Search code examples
pythonjsonlines

If statement based on value existing in jsonlines file


I have code that pulls over 400 PDFs off a website via Beautiful Soup. PyPDF2 converts the PDFs to text, which is then saved as a jsonlines file called 'output.jsonl'.

When I save new PDFs in future updates, I want PyPDF to only convert the new PDFs to text and append the jsonlines file with that new text, which is where I am struggling.

The jsonlines file looks like this:

{"id": "1234", "title": "Transcript", "url": "www.stackoverflow.com", "text": "200 pages worth of text"}
{"id": "1235", "title": "Transcript", "url": "www.stackoverflow.com", "text": "200 pages worth of text"}...

The PDFs are named "1234", "1235", etc and are saved in file_path_PDFs. I am trying to recognize if that "id" is a value in the jsonlines file, then there is no need for PyPDF2 to convert it to text. If it does not exist, process away as usual.

file_path_PDFs = 'C:/Users/.../PDFs/'
json_list = []

for filename in os.listdir(file_path_PDFs):   
    if os.path.exists('C:/Users/.../PDFs/output.jsonl'):
        with jsonlines.open('C:/Users/.../PDFs/output.jsonl') as reader:
            mytext = jsonlines.Reader.iter(reader)
            for obj in mytext:
                if filename[:-4] in mytext: #filename[:-4] removes .pdf from string
                    continue
                else:
                    ~convert to text~

with jsonlines.open('C:/Users/.../PDFs/output.jsonl', 'a') as writer:
    writer.write_all(json_list)

As is, I believe this code is not finding any of the values and is converting ALL the text each time I run it.
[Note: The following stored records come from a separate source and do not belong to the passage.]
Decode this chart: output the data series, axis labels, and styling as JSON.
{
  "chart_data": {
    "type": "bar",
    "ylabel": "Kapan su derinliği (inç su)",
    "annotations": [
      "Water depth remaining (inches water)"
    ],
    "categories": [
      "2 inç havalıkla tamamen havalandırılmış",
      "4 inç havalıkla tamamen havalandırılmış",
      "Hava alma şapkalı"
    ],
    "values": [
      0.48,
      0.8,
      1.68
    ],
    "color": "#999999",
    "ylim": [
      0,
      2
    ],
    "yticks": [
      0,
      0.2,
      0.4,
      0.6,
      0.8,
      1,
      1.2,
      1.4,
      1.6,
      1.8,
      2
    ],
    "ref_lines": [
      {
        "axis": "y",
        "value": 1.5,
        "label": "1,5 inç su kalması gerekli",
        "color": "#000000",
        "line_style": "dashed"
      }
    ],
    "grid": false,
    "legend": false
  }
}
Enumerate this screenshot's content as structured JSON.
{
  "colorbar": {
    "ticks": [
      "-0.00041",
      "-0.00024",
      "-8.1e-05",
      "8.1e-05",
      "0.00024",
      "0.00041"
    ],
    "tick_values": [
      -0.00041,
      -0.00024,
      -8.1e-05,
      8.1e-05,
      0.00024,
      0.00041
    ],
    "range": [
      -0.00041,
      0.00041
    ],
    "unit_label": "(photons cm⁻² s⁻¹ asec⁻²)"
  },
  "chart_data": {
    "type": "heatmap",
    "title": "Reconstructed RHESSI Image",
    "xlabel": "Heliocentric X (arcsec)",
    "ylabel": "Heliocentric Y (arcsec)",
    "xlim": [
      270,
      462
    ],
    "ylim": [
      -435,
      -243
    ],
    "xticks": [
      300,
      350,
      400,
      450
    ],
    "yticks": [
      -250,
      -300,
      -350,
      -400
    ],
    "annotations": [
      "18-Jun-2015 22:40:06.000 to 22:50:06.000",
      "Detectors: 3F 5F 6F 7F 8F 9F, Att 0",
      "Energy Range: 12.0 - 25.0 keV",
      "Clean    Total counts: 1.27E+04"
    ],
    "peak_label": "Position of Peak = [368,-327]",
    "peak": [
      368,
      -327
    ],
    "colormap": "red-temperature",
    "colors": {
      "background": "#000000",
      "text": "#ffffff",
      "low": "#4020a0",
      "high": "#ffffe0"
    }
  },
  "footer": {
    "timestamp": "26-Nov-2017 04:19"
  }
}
Obviously this is quite a lengthy process with each document spanning 200 or 300 pages.


Solution

  • Updates:

    • Optimised to only store the id field to the DataFrame.
      • A DataFrame was kept (rather than a list) to aid in future expansion and flexibility.

    Answer:

    After working through (what I believe to be) your scenario, we have the following setup/requirements:

    • You have one jsonlines file called output.jsonl.
    • This output.jsonl file contains (n) dictionaries; one for each PDF parsed by PyPDF2.
    • We must loop through a directory of 400+ parsed PDF files and determine if that PDF's filename is in output.jsonl.

    If this is correct, let's change tack and take the following approach:

    • Create a list of PDF filenames (called pdfs).
    • Read the id field from the jsonlines file (output.jsonl) into a pandas.DataFrame (called df).
    • Loop through the pdfs list and test whether the filename (id) is in the DataFrame (df).
    • If not, add the filename to a list (called notin).
    • Do as you wish with the notin list to parse these new files into ... whatever you like.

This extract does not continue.